The U.S. stock market has recorded its worst quarterly performance since 2022, major foreign media reported. Experts analyzed that amid heightened market uncertainty regarding President Donald Trump's tariff policy, economic indicators have also worsened, raising concerns about a recession.
Earlier, the Trump administration announced on April 2 that it would unveil reciprocal tariffs. It is expected to impose tariffs of up to 20% by country. The White House claims that this could secure an annual revenue of $600 billion (approximately 883 trillion won).
In addition, the White House is reviewing the application of a 1977 law that grants the president emergency powers to impose a 20% tariff on all imports. An executive order imposing a 25% tariff on all imported vehicles has already been signed.
◇ Tumultuous U.S. stock market… weakness in tech stocks
Consequently, the stock market is on a downward spiral. According to the Washington Post (WP) and the Wall Street Journal (WSJ) on the 31st (local time), the tech-heavy Nasdaq index has fallen 10.4% so far this year. The S&P 500 index decreased by 4.6%, and the Dow Jones also dropped nearly 1%. In particular, the so-called "Magnificent Seven" of U.S. tech stocks (Microsoft, Meta, Amazon, Alphabet, Apple, NVIDIA, Tesla) have seen five stocks drop more than 10% this year, dragging down the overall market.

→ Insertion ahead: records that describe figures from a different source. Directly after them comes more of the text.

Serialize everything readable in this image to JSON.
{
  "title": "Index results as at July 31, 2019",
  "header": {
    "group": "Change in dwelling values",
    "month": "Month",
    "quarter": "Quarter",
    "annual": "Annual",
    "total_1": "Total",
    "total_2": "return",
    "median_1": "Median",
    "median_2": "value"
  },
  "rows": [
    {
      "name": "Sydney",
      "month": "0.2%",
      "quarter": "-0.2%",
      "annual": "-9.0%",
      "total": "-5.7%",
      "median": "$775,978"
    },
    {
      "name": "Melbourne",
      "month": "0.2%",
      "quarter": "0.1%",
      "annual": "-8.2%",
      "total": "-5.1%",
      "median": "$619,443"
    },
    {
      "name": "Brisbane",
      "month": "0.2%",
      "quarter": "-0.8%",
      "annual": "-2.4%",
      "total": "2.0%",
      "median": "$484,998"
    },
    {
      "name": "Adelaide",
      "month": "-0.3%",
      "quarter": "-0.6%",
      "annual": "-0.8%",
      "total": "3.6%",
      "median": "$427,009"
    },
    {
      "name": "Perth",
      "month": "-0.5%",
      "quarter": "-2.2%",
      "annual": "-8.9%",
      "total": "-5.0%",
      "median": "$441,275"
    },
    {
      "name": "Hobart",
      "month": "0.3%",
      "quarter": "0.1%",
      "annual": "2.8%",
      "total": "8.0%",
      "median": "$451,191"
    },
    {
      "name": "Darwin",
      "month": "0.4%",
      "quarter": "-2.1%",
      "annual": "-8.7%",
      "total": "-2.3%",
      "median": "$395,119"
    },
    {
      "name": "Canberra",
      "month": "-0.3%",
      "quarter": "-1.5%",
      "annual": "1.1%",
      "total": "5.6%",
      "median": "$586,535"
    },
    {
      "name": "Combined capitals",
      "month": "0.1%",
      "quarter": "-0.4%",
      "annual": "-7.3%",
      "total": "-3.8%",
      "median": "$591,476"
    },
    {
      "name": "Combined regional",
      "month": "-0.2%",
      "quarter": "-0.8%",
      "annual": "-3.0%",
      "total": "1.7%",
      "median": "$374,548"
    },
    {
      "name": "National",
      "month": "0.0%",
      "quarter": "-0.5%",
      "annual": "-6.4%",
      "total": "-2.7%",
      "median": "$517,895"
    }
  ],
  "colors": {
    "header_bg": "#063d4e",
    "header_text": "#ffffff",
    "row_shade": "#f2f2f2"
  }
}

In particular, the automotive industry is facing falling stock prices due to concerns over rising costs of imported components. Among major companies, only Ford saw a slight increase, while General Motors (GM) and Stellantis dropped by 12% and 14%, respectively. Tesla fell by 36% due to growing consumer backlash against CEO Elon Musk. Dan Ives, an analyst at Wedbush Securities, told WP, "The tariff could raise the average vehicle price by $5,000 to $10,000 (approximately 7.38 million to 14.77 million won)."
Consumer sentiment has also cooled. Expenditure on consumer spending fell by 0.6% in January and only increased by 0.1% in February. The consumer confidence index has been declining continuously this year, hitting its lowest point since 2022. The consumer expectations index reached its lowest level in 12 years. Consequently, consumer-related stocks in footwear, clothing, and luxury goods fell nearly 20% in March, according to WP.
◇ Investment funds leaving the U.S., flowing into Europe and gold
As a result, investors are pulling out of U.S. tech stocks and moving into safe assets like gold. According to the WSJ, a March global fund manager survey by Bank of America showed that the number of investors reducing their holdings in U.S. stocks reached an all-time high. Meanwhile, gold prices have risen by 19% this year. According to the Associated Press (AP), the international gold price briefly surged to $3,160 per ounce, setting a new record.
Overseas markets, including Europe, are also becoming alternatives. The STOXX Europe 600 index has outperformed the S&P 500 by 9.8 percentage points this year, marking the largest margin since 2015. Notably, European defense stocks, such as Rheinmetall in Germany and Thales in France, have seen their stock prices more than double and increase by over 77%, respectively. This is due to European countries strengthening their self-defense capabilities in response to the ongoing difficulties in the Russia-Ukraine ceasefire.
John Porter, Chief Investment Officer (CIO) of Newton Investment, told the WSJ, "Undervalued European stocks could become the most attractive investment destinations over the next 2 to 3 years," adding, "There are more reasons than simply being inexpensive."